Union of two transverse 2-planes in affine four space

Question

This question comes from Georges Elencwajg's wonderful answer to Why learning modern algebraic geometry is so complicated?

Let $ k $ be an algebraically closed field and consider the closed subset $ X $ of $ \mathbb{A}^4_{k} $ which is the union of the two planes $ x = y = 0 $ and $ z= w = 0 $. This is an algebraic set defined by the four polynomials $ xz, xw, yz, yw $. Why is it impossible for $ X $ to be the set-theoretic intersection of three hypersurfaces in $ \mathbb{A}^4_{k} $?
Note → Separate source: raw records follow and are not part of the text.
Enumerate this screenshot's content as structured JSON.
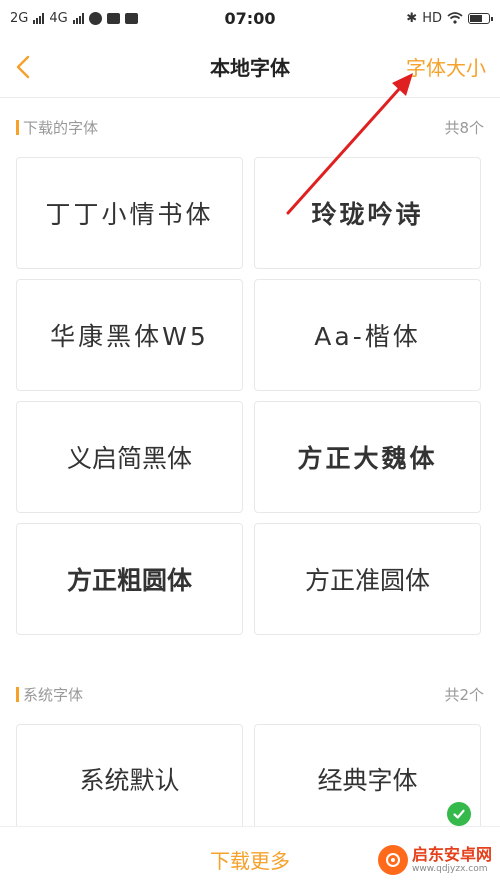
{
  "status_bar": {
    "network_left": "2G",
    "network_right": "4G",
    "time": "07:00",
    "hd": "HD",
    "battery_level": 0.75
  },
  "nav": {
    "title": "本地字体",
    "action": "字体大小"
  },
  "downloaded": {
    "title": "下载的字体",
    "count": "共8个",
    "fonts": [
      "丁丁小情书体",
      "玲珑吟诗",
      "华康黑体W5",
      "Aa-楷体",
      "义启简黑体",
      "方正大魏体",
      "方正粗圆体",
      "方正准圆体"
    ]
  },
  "system": {
    "title": "系统字体",
    "count": "共2个",
    "fonts": [
      "系统默认",
      "经典字体"
    ]
  },
  "bottom": {
    "download_more": "下载更多"
  },
  "watermark": {
    "cn": "启东安卓网",
    "en": "www.qdjyzx.com"
  },
  "colors": {
    "accent": "#f5a12a",
    "selected": "#34b94a",
    "annotation": "#e02020"
  }
}
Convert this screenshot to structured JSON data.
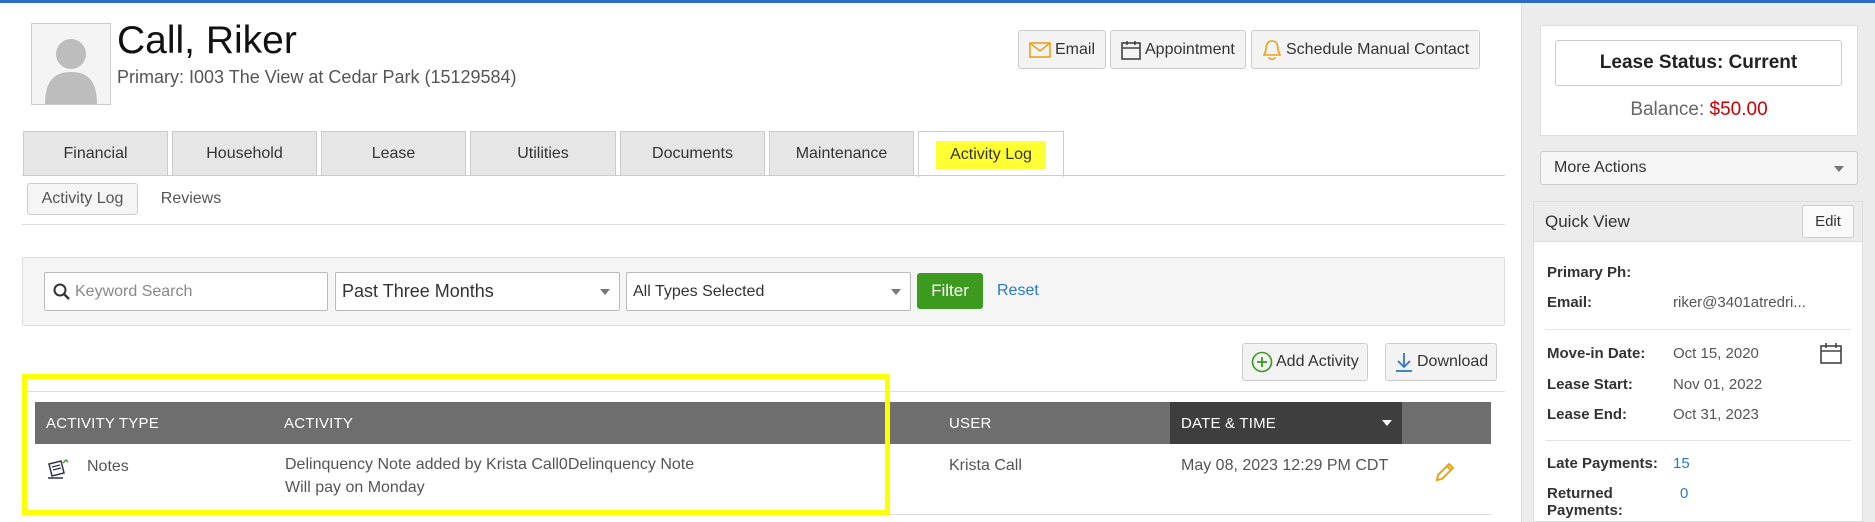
{
  "header": {
    "tenant_name": "Call, Riker",
    "primary_unit": "Primary: I003 The View at Cedar Park (15129584)"
  },
  "header_buttons": {
    "email": "Email",
    "appointment": "Appointment",
    "schedule": "Schedule Manual Contact"
  },
  "tabs": [
    {
      "label": "Financial"
    },
    {
      "label": "Household"
    },
    {
      "label": "Lease"
    },
    {
      "label": "Utilities"
    },
    {
      "label": "Documents"
    },
    {
      "label": "Maintenance"
    },
    {
      "label": "Activity Log"
    }
  ],
  "subtabs": [
    {
      "label": "Activity Log"
    },
    {
      "label": "Reviews"
    }
  ],
  "filters": {
    "search_placeholder": "Keyword Search",
    "period": "Past Three Months",
    "types": "All Types Selected",
    "filter_label": "Filter",
    "reset_label": "Reset"
  },
  "actions": {
    "add_activity": "Add Activity",
    "download": "Download"
  },
  "table": {
    "columns": [
      "ACTIVITY TYPE",
      "ACTIVITY",
      "USER",
      "DATE & TIME"
    ],
    "rows": [
      {
        "type": "Notes",
        "activity_line1": "Delinquency Note added by Krista Call0Delinquency Note",
        "activity_line2": "Will pay on Monday",
        "user": "Krista Call",
        "datetime": "May 08, 2023 12:29 PM CDT"
      }
    ]
  },
  "side": {
    "lease_status": "Lease Status: Current",
    "balance_label": "Balance:",
    "balance_amount": "$50.00",
    "more_actions": "More Actions",
    "quick_view_title": "Quick View",
    "edit_label": "Edit",
    "fields": {
      "primary_ph_label": "Primary Ph:",
      "email_label": "Email:",
      "email_value": "riker@3401atredri...",
      "move_in_label": "Move-in Date:",
      "move_in_value": "Oct 15, 2020",
      "lease_start_label": "Lease Start:",
      "lease_start_value": "Nov 01, 2022",
      "lease_end_label": "Lease End:",
      "lease_end_value": "Oct 31, 2023",
      "late_payments_label": "Late Payments:",
      "late_payments_value": "15",
      "returned_payments_label": "Returned Payments:",
      "returned_payments_value": "0"
    }
  },
  "colors": {
    "accent_green": "#3c9a1f",
    "highlight_yellow": "#ffff00",
    "link_blue": "#2a7ac6",
    "balance_red": "#cc0000",
    "table_header": "#6e6e6e"
  }
}
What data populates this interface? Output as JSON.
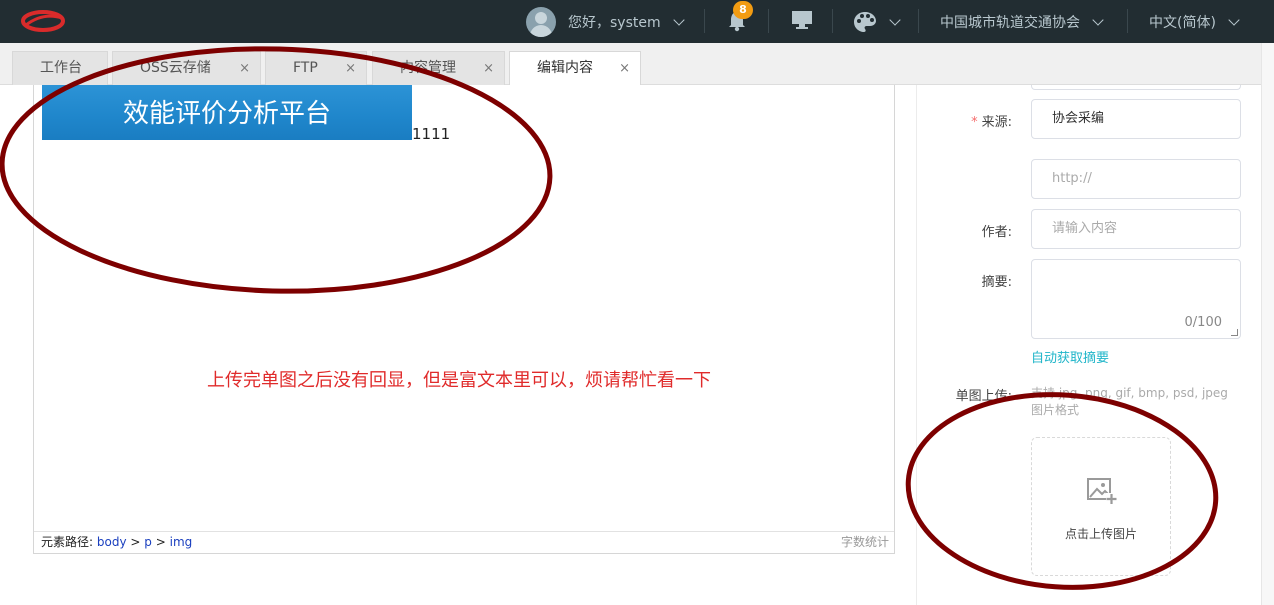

If one prefers schemes, then the question can be rephrased as: Let $ X \subset \mathbb{A}^{4}_{k} $ be the closed subscheme defined by the ideal $ I = (xz,xw,yz,yw) $ i.e., $ X = \operatorname{Spec} (k[x,y,z,w]/I) $. Is $ X $ the scheme-theoretic intersection of three hypersurfaces of $ \mathbb{A}^4_{k} $?

I hope I've got the question correct. I have no ideas on how to even start as the (very little) intersection theory I know is on projective spaces.

Answer 1

First, $X$ can be written set-theoretically as the intersection $$ xz = yw = xw - yz = 0 $$ of three hypersurfaces. This is easy to check.

But it is, indeed, cannot be written scheme-theoretically as such an intersection. The obstruction is that $$ I_X \otimes \mathcal{O}_o \cong \mathcal{O}_o^{\oplus 4}, $$ where $o \in \mathbb{A}^4$ is the origin. To deduce the above isomorphism one can note that $$ I_X \cong I_{X_1} \otimes I_{X_2}, $$ where $X_i$ are the planes (such that $X = X_1 \cup X_2$) and use the Koszul resolutions $$ 0 \to \mathcal{O} \stackrel{(y,-x)}\to \mathcal{O} \oplus \mathcal{O} \to I_{X_1} \to 0 $$ and $$ 0 \to \mathcal{O} \stackrel{(w,-z)}\to \mathcal{O} \oplus \mathcal{O} \to I_{X_2} \to 0 $$ to compute the tensor products.